PPRuNe Forums - View Single Post - Mayday or not to mayday?
View Single Post
Old 21st Oct 2005, 21:09
  #50 (permalink)  
Clandestino
 
Join Date: Feb 2005
Location: Correr es mi destino por no llevar papel
Posts: 1,422
Received 1 Like on 1 Post
A "bog standard" Engine Failure, where you are going to drone through 20 minutes of QRH/ECAM drills, DODAR, and only then decide where you are going to divert to, seems a Pan to me - no immediate assistance required.
Forgive me my ignorance, but I'm just a simple-minded ATR F/O, who usually goes through engine fire or engine flameout checklist items in less than a minute (in a simulator anyway), then switches to single engine operation checklist, and that one begins with:

LAND ASAP

I really had no idea that you oh-so-big boys flying oh-so-big jets need 20 mins to do your ECAM drills and only then decision making kicks in. I need to learn a lot more before I get upgraded. Hey, is this the way BA EFATO turned into transatlantic flight? Perhaps by the time the crew completed QRH drill, plane has owerflown the middle of Atlantic?

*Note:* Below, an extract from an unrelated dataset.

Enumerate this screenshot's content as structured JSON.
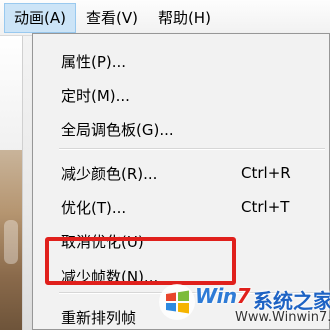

If the guy has food poisoning, but you are continuing
If the guy survives food poisoning, recovers and finds out that his other CM proceedeed to destination (if there was alternate available) because s/he was unable to properly plan and execute diversion on her/his own, the said guy might find it very hard to supress natural instinct towards decapitation of that other CM.

Once again: type and amount of airport emergency services that greet you on your arrival have nothing to do with pan or mayday, it's something you have requested or something that your ATCO has requested. And here comes the anectode: DHC-7 inbound south German airfield suffers engine failure. It's reported to ATC, but as destination is near, there's no pan or mayday and crew proceeds to destination. On final they notice a lot of ambulances waiting around the runway. Capt comments to F/O:"There's probably some bigger plane in trouble behind us, let's vacate as quick as we can". Landing goes uneventful and upon vacating capt asks ATC who are the ambulances waiting for. Answer: "You". Next question, coming in a bit puzzled tone, was: "Why so many?". ATCO replies: "Because each of your passengers might need an ambulance". While capt initially thought of it as overreaction, later he admitted that ATCO had a good point.

Moral of the story: if you need to have emergency, have it over Germany.